TOPICS : WTO and banking industry in Nepal
In the mid eighties, the monopoly of two state-owned commercial banks and two development banks came to an end. Presently, 20 Class A, 38 Class B, 74 Class C and 12 Class D institutions are operating in the country and some more banks are in the pipeline to commence their business. Similarly, in the non-banking sector 64 institutions are operating in this service industry.
It is but natural for the Nepali banks to be concerned about the future, especially after January 1, 2010, when foreign bank branches operating at international level penetrate the domestic market. The central bank thinkers, economists, local bankers and their stakeholders are all expecting an unprecedented pressure of competition from the foreign bankers. These foreign bank branches will pose some threats and challenges to the regulators as they will operate between two laws: governed by their country of origin and regulation of NRB. The fear is, there is already a fierce competition for business amongst domestic bankers and the membership of WTO may add just more problems because the small deposit base and lending opportunity seem to be in a state of exhaustion and may have to be further shared with foreign bankers.

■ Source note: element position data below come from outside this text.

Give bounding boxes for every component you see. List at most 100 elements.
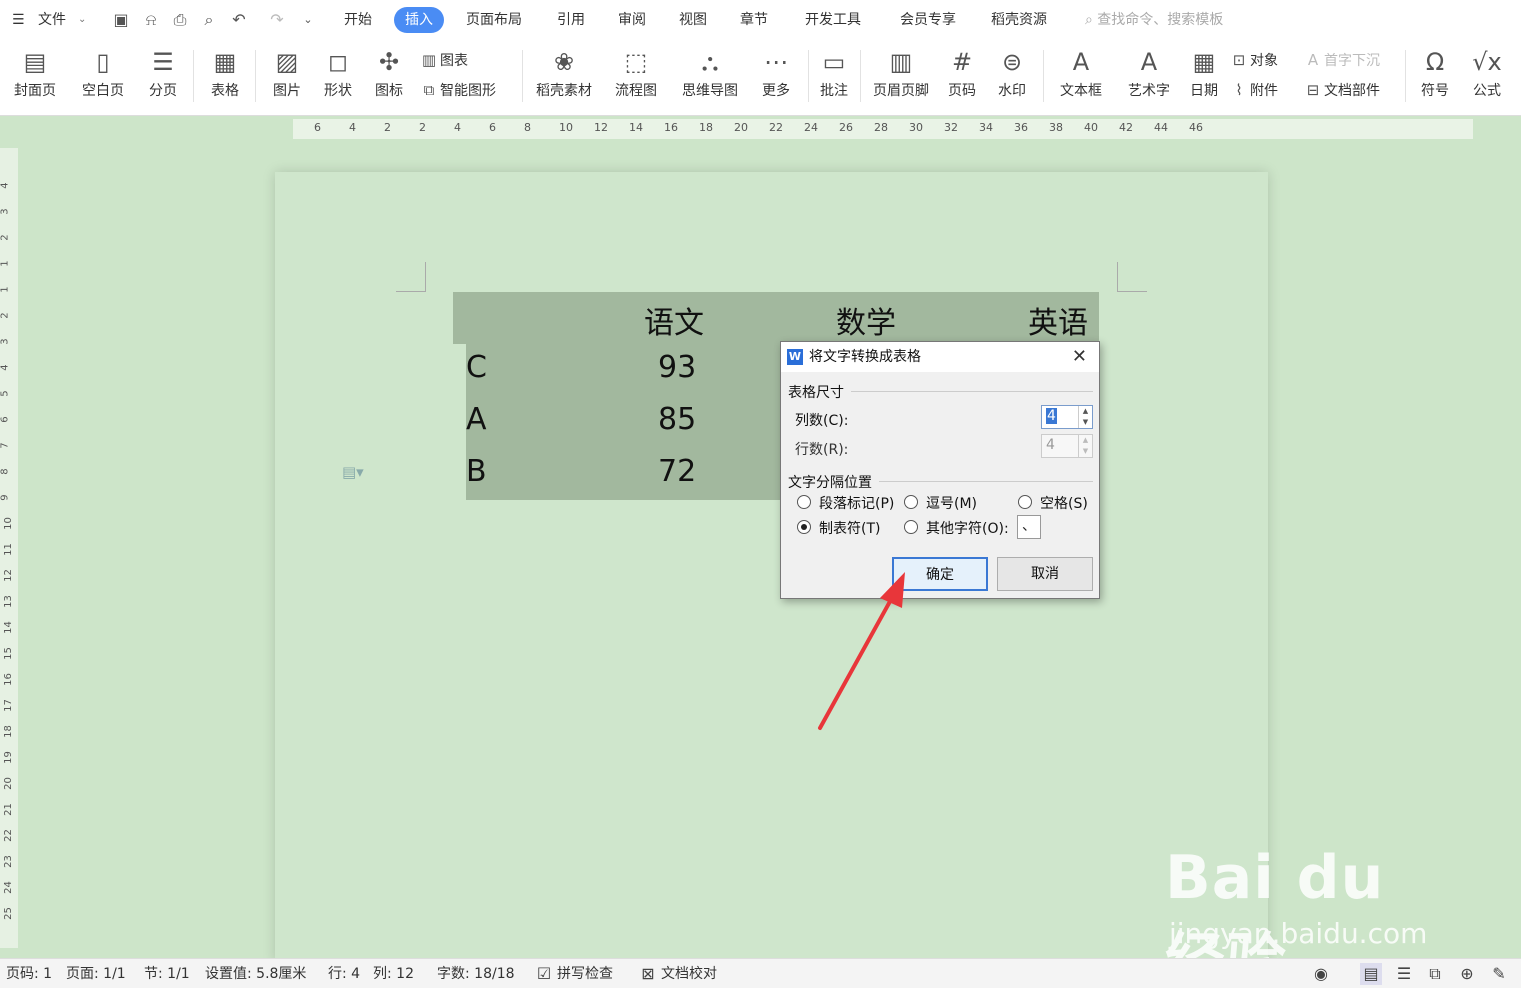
page-break-button[interactable]: ☰ 分页	[140, 44, 186, 110]
mindmap-button[interactable]: ⛬ 思维导图	[674, 44, 746, 110]
file-dropdown-icon[interactable]: ⌄	[78, 0, 86, 40]
file-menu[interactable]: 文件	[38, 0, 66, 40]
table-button[interactable]: ▦ 表格	[202, 44, 248, 110]
drop-cap-button[interactable]: A 首字下沉	[1302, 48, 1380, 72]
vertical-ruler[interactable]: 4 3 2 1 1 2 3 4 5 6 7 8 9 10 11 12 13 14 15 16 17 18 19 20 21 22 2…	[0, 148, 18, 948]
close-icon[interactable]: ✕	[1072, 342, 1087, 372]
document-page[interactable]	[275, 172, 1268, 962]
outline-view-icon[interactable]: ☰	[1393, 963, 1415, 985]
margin-corner-mark	[1117, 262, 1147, 292]
tab-review[interactable]: 审阅	[618, 0, 646, 40]
search-input[interactable]: 查找命令、搜索模板	[1097, 12, 1223, 28]
ok-button[interactable]: 确定	[892, 557, 988, 591]
spell-check-icon[interactable]: ☑	[533, 963, 555, 985]
header-cell[interactable]: 数学	[836, 298, 896, 342]
radio-other-char[interactable]	[904, 520, 918, 534]
header-cell[interactable]: 语文	[644, 298, 704, 342]
picture-button[interactable]: ▨ 图片	[264, 44, 310, 110]
tab-page-layout[interactable]: 页面布局	[466, 0, 522, 40]
columns-spinner[interactable]: 4 ▲ ▼	[1041, 405, 1093, 429]
radio-paragraph-mark[interactable]	[797, 495, 811, 509]
status-setting-value[interactable]: 设置值: 5.8厘米	[205, 959, 306, 988]
radio-comma[interactable]	[904, 495, 918, 509]
horizontal-ruler[interactable]: 6 4 2 2 4 6 8 10 12 14 16 18 20 22 24 26 28 30 32 34 36 38 40 4…	[0, 117, 1521, 142]
tab-developer[interactable]: 开发工具	[805, 0, 861, 40]
print-icon[interactable]: ⎙	[169, 9, 191, 31]
reading-view-icon[interactable]: ⧉	[1424, 963, 1446, 985]
other-char-input[interactable]: 、	[1017, 515, 1041, 539]
customize-dropdown-icon[interactable]: ⌄	[297, 9, 319, 31]
paste-options-icon[interactable]: ▤▾	[342, 463, 364, 481]
cancel-button[interactable]: 取消	[997, 557, 1093, 591]
icon-button[interactable]: ✣ 图标	[366, 44, 412, 110]
save-icon[interactable]: ▣	[110, 9, 132, 31]
attachment-button[interactable]: ⌇ 附件	[1228, 78, 1278, 102]
row-score-cell[interactable]: 85	[658, 402, 696, 437]
object-icon: ⊡	[1232, 51, 1246, 69]
dialog-titlebar[interactable]: W 将文字转换成表格 ✕	[781, 342, 1099, 372]
symbol-button[interactable]: Ω 符号	[1412, 44, 1458, 110]
shape-button[interactable]: ◻ 形状	[315, 44, 361, 110]
cover-page-button[interactable]: ▤ 封面页	[6, 44, 64, 110]
status-page-number[interactable]: 页码: 1	[6, 959, 52, 988]
chart-button[interactable]: ▥ 图表	[418, 48, 468, 72]
date-button[interactable]: ▦ 日期	[1186, 44, 1222, 110]
hamburger-menu-icon[interactable]: ☰	[12, 0, 25, 40]
header-footer-button[interactable]: ▥ 页眉页脚	[868, 44, 934, 110]
flowchart-button[interactable]: ⬚ 流程图	[607, 44, 665, 110]
radio-comma-label[interactable]: 逗号(M)	[926, 493, 977, 513]
status-column[interactable]: 列: 12	[373, 959, 414, 988]
row-score-cell[interactable]: 93	[658, 350, 696, 385]
more-button[interactable]: ⋯ 更多	[754, 44, 798, 110]
print-preview-icon[interactable]: ⌕	[198, 9, 220, 31]
redo-icon[interactable]: ↷	[266, 9, 288, 31]
smartart-button[interactable]: ⧉ 智能图形	[418, 78, 496, 102]
spinner-arrows-icon[interactable]: ▲ ▼	[1078, 406, 1092, 428]
wordart-button[interactable]: A 艺术字	[1120, 44, 1178, 110]
row-name-cell[interactable]: B	[466, 454, 487, 489]
command-search[interactable]: ⌕ 查找命令、搜索模板	[1085, 0, 1223, 40]
page-view-icon[interactable]: ▤	[1360, 963, 1382, 985]
blank-page-button[interactable]: ▯ 空白页	[72, 44, 134, 110]
doc-proofread-button[interactable]: 文档校对	[661, 959, 717, 988]
tab-chapter[interactable]: 章节	[740, 0, 768, 40]
doc-parts-button[interactable]: ⊟ 文档部件	[1302, 78, 1380, 102]
header-cell[interactable]: 英语	[1028, 298, 1088, 342]
spell-check-button[interactable]: 拼写检查	[557, 959, 613, 988]
tab-view[interactable]: 视图	[679, 0, 707, 40]
undo-icon[interactable]: ↶	[228, 9, 250, 31]
status-row[interactable]: 行: 4	[328, 959, 360, 988]
watermark-button[interactable]: ⊜ 水印	[990, 44, 1034, 110]
pen-icon[interactable]: ✎	[1488, 963, 1510, 985]
comment-button[interactable]: ▭ 批注	[815, 44, 853, 110]
tab-start[interactable]: 开始	[344, 0, 372, 40]
row-name-cell[interactable]: C	[466, 350, 487, 385]
radio-paragraph-label[interactable]: 段落标记(P)	[819, 493, 894, 513]
object-button[interactable]: ⊡ 对象	[1228, 48, 1278, 72]
format-painter-icon[interactable]: ⍾	[140, 9, 162, 31]
doc-proofread-icon[interactable]: ⊠	[637, 963, 659, 985]
textbox-button[interactable]: A 文本框	[1052, 44, 1110, 110]
tab-docer-resources[interactable]: 稻壳资源	[991, 0, 1047, 40]
tab-references[interactable]: 引用	[557, 0, 585, 40]
tab-member[interactable]: 会员专享	[900, 0, 956, 40]
row-name-cell[interactable]: A	[466, 402, 487, 437]
eye-protection-icon[interactable]: ◉	[1310, 963, 1332, 985]
row-score-cell[interactable]: 72	[658, 454, 696, 489]
columns-value[interactable]: 4	[1046, 408, 1057, 424]
formula-button[interactable]: √x 公式	[1464, 44, 1510, 110]
radio-space[interactable]	[1018, 495, 1032, 509]
status-word-count[interactable]: 字数: 18/18	[437, 959, 515, 988]
radio-tab-label[interactable]: 制表符(T)	[819, 518, 880, 538]
page-number-button[interactable]: # 页码	[940, 44, 984, 110]
radio-tab[interactable]	[797, 520, 811, 534]
status-section[interactable]: 节: 1/1	[144, 959, 190, 988]
baidu-jingyan-watermark: Bai du 经验 jingyan.baidu.com	[1165, 825, 1445, 988]
status-page[interactable]: 页面: 1/1	[66, 959, 126, 988]
web-view-icon[interactable]: ⊕	[1456, 963, 1478, 985]
docer-material-button[interactable]: ❀ 稻壳素材	[532, 44, 596, 110]
radio-space-label[interactable]: 空格(S)	[1040, 493, 1088, 513]
tab-insert[interactable]: 插入	[394, 7, 444, 33]
radio-other-label[interactable]: 其他字符(O):	[926, 518, 1009, 538]
ruler-tick-label: 6	[0, 416, 11, 423]
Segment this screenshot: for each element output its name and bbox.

The assumption seems somewhat baseless. The domestic bankers need not panic right now because there are certain accession commitments, which will give ample protection to the domestic bankers. Foreign banks can open branches only after obtaining a license from the Central Bank or from the Monetary Board with the approval of the Ministry of Finance. It should be rated at least “B” by International Credit Rating Agency such as ‘Moody’s’ or ‘Standard and Poor’, etc. They are subject to domestic laws, rules, regulations, instructions, terms and conditions issued by the Nepal Rastra Bank or Monetary Authority.
Foreign bank branches can come as wholesale bankers only and can’t engage in retail banking like accepting deposits or lending to individual customers. Hence, they will not compete with domestic bankers. They can accept institutional large deposits and lend to local banks and financial institutions. Regarding loan classification, provisioning, income recognition, etc. the same prudential norms applied to domestic banks are applicable to foreign banks. In view of the above facts, there is no imminent threat to the domestic bankers as banks operating at international level can establish their branches only from January 1, 2010. In the long run also, banks may not have to suffer very much because the six Joint Venture banks that entered the business did not pose any threat but on the contrary assisted considerably in the development and growth of banking and other industry.
The challenges that the foreign banks are likely to pose to NRB can relate to bank rates, open market operations, money supply, inter bank transactions etc. Hence, local bankers can be assured that accession commitments to WTO have provisions for the protection of the domestic bankers’ interest.